Мы пожали друг другу руки и вскоре пересели в обтекаемую коробку автомобиля. Шлюзовое окно открылось, выпуская нас на щербатую поверхность спутника и мы двинулись в советский купол. Пока мои товарищи общались — конечно — о политике, я оглядывал огромную пустыню.

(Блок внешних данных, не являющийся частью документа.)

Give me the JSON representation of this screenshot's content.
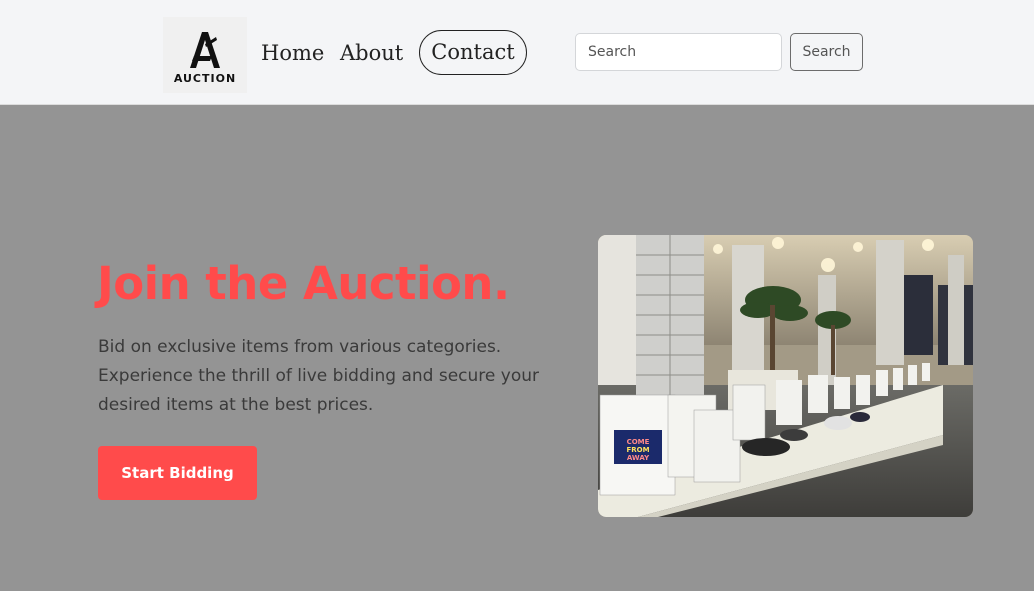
{
  "brand": {
    "logo_text": "AUCTION",
    "logo_icon": "auction-a-logo-icon"
  },
  "nav": {
    "home": "Home",
    "about": "About",
    "contact": "Contact"
  },
  "search": {
    "placeholder": "Search",
    "value": "",
    "button_label": "Search"
  },
  "hero": {
    "title": "Join the Auction.",
    "description": "Bid on exclusive items from various categories. Experience the thrill of live bidding and secure your desired items at the best prices.",
    "cta_label": "Start Bidding",
    "image_sign_text": [
      "COME",
      "FROM",
      "AWAY"
    ]
  },
  "colors": {
    "accent": "#ff4b4b",
    "navbar_bg": "#f4f5f7",
    "hero_bg": "#949494",
    "text": "#3a3a3a"
  }
}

По дороге я вновь перечитал материалы о корейском поселении. Ничего необыкновенного там не было. Стандартная американка. Все системы функционируют нормально. Рассчитана — на пятьдесят человек. Из них занято тридцать модулей. Занимаются выведением каких-то растений. Криминальное — отсутствует. Воздух — чистый. Следов вредных микроорганизмов — нет. Всё нормально. Кроме того, что у корейцев уже неделю наблюдаются весьма странные симптомы. Головная боль, одышка. Изредка — тошнота. Бред какой-то. Эпидемия? В куполе? Где воздух проходит многочисленную очистку? Я мысленно перебирал в голове все возможные варианты. Может, это и есть пресловутый Контакт, — риторически спросил себя я сам.

— Павел, а как ты к марсианским подвигам американцев относишься?

Вопрос Абига вырвал меня из размышлений.

— Картофельные плантации — это сильно. Осталось завезти бизонов и ковбоев, — мне было смешно.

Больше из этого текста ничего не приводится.